The clearcut logging controversy rages on to this day. Back in the early 2000’s I was often at the Lazy M Ranch near Caroline, Alberta, with other artists. Margie and Lane were awesome hosts and made the ranch a virtual haven for artists. Delicious food, great horses to ride, lazy afternoons to while away at our painting, quiet evenings of camaraderie and a hot tub to ease our horse riding bones.
One day, I got a phone call from Margie. The ranchers in the area were more than a little agitated by all the clearcut logging in the area. It was hurting their livelihood as cattlemen, their dude ranch eco-tourism, the watersheds, the wildlife habitat, and the pristine forest landscape in general. Margie literally begged me, as an artist who knew and loved the area so well, to help them in some way.

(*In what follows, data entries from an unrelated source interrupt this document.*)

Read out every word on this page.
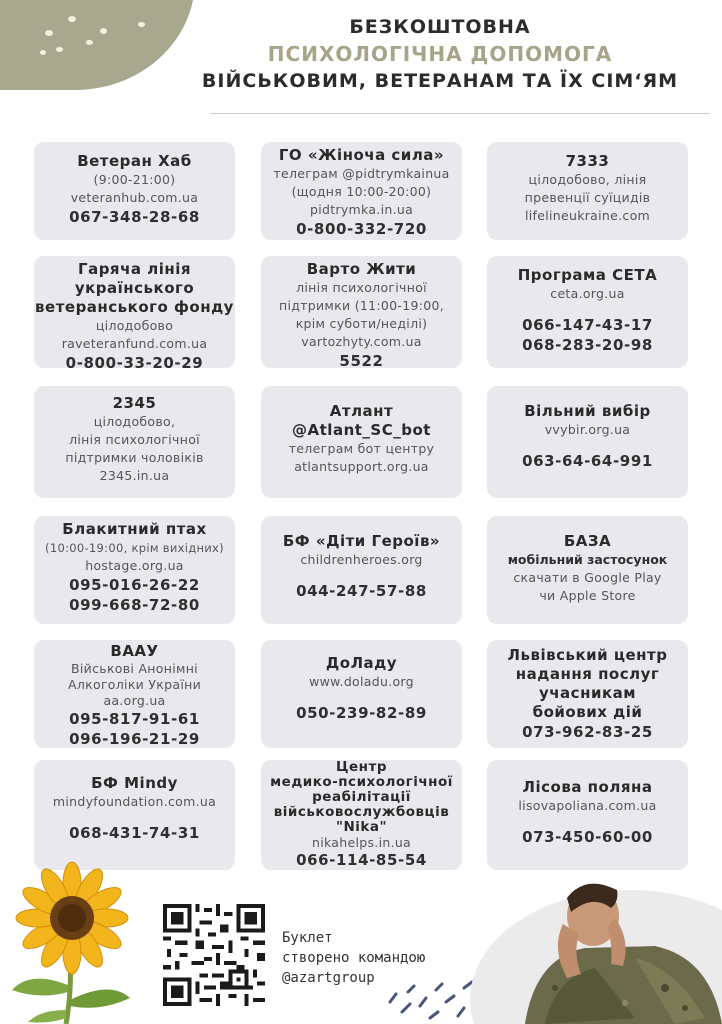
БЕЗКОШТОВНА
ПСИХОЛОГІЧНА ДОПОМОГА
ВІЙСЬКОВИМ, ВЕТЕРАНАМ ТА ЇХ СІМ‘ЯМ
Ветеран Хаб
(9:00-21:00)
veteranhub.com.ua
067-348-28-68
ГО «Жіноча сила»
телеграм @pidtrymkainua
(щодня 10:00-20:00)
pidtrymka.in.ua
0-800-332-720
7333
цілодобово, лінія
превенції суїцидів
lifelineukraine.com
Гаряча лінія
українського
ветеранського фонду
цілодобово
raveteranfund.com.ua
0-800-33-20-29
Варто Жити
лінія психологічної
підтримки (11:00-19:00,
крім суботи/неділі)
vartozhyty.com.ua
5522
Програма СЕТА
ceta.org.ua
066-147-43-17
068-283-20-98
2345
цілодобово,
лінія психологічної
підтримки чоловіків
2345.in.ua
Атлант
@Atlant_SC_bot
телеграм бот центру
atlantsupport.org.ua
Вільний вибір
vvybir.org.ua
063-64-64-991
Блакитний птах
(10:00-19:00, крім вихідних)
hostage.org.ua
095-016-26-22
099-668-72-80
БФ «Діти Героїв»
childrenheroes.org
044-247-57-88
БАЗА
мобільний застосунок
скачати в Google Play
чи Apple Store
ВААУ
Військові Анонімні
Алкоголіки України
aa.org.ua
095-817-91-61
096-196-21-29
ДоЛаду
www.doladu.org
050-239-82-89
Львівський центр
надання послуг
учасникам
бойових дій
073-962-83-25
БФ Mindy
mindyfoundation.com.ua
068-431-74-31
Центр
медико-психологічної
реабілітації
військовослужбовців
"Nika"
nikahelps.in.ua
066-114-85-54
Лісова поляна
lisovapoliana.com.ua
073-450-60-00
Буклет
створено командою
@azartgroup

Ultimately, a group of 16 passionate and environmentally concerned artists travelled the Alberta forest regions to document the ravaging effects of clearcut logging. Subsequently, an exhibition was mounted and hung in the Bowman Arts Centre, Red Deer, Alberta, which was a part of Alberta that was severely impacted by this devastation of Canadian forests.

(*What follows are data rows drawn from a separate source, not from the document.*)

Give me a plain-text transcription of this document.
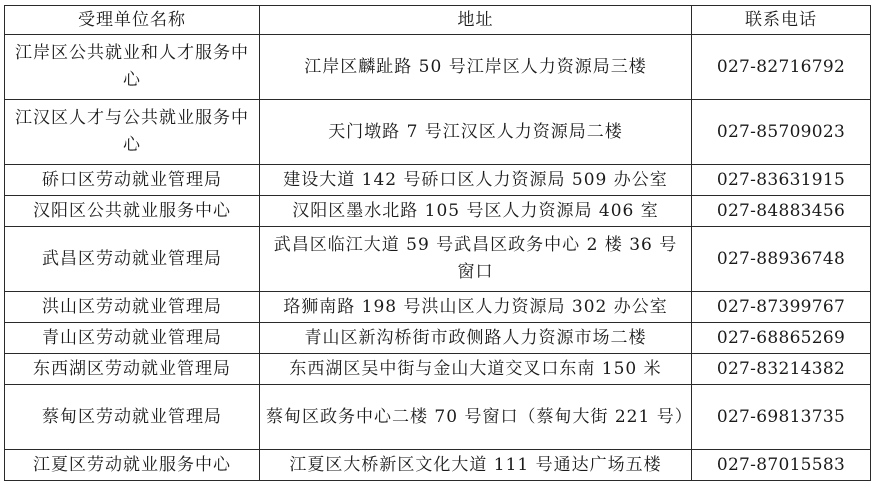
受理单位名称	地址	联系电话
江岸区公共就业和人才服务中心	江岸区麟趾路 50 号江岸区人力资源局三楼	027-82716792
江汉区人才与公共就业服务中心	天门墩路 7 号江汉区人力资源局二楼	027-85709023
硚口区劳动就业管理局	建设大道 142 号硚口区人力资源局 509 办公室	027-83631915
汉阳区公共就业服务中心	汉阳区墨水北路 105 号区人力资源局 406 室	027-84883456
武昌区劳动就业管理局	武昌区临江大道 59 号武昌区政务中心 2 楼 36 号窗口	027-88936748
洪山区劳动就业管理局	珞狮南路 198 号洪山区人力资源局 302 办公室	027-87399767
青山区劳动就业管理局	青山区新沟桥街市政侧路人力资源市场二楼	027-68865269
东西湖区劳动就业管理局	东西湖区吴中街与金山大道交叉口东南 150 米	027-83214382
蔡甸区劳动就业管理局	蔡甸区政务中心二楼 70 号窗口（蔡甸大街 221 号）	027-69813735
江夏区劳动就业服务中心	江夏区大桥新区文化大道 111 号通达广场五楼	027-87015583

This exhibition proved to be extremely well received by the public, the proof being that upwards of 3500 people attended in the weeks the show was running. The follow-up of the public’s interest was that CBC Radio later interviewed me on the clearcut logging subject. That further piqued the interest of CBCTV and a mini-documentary was filmed on this unpopular logging practice. The film crew followed four of us artists to one of the disastrous Alberta clearcut sites and caught each of us on camera, raw emotions in full view. After that film session, the crew filmed us at the Lazy M Ranch’s secluded mountain site and showed off the opposite side of the situation - a pristine mountain setting, with those same four artists, previously so laden with sadness, whooping through a joyful horseback dash through the nearby creek.
The final scene in the documentary was taken in my studio and showed me just beginning this painting that was eventually featured in the Legacy magazine.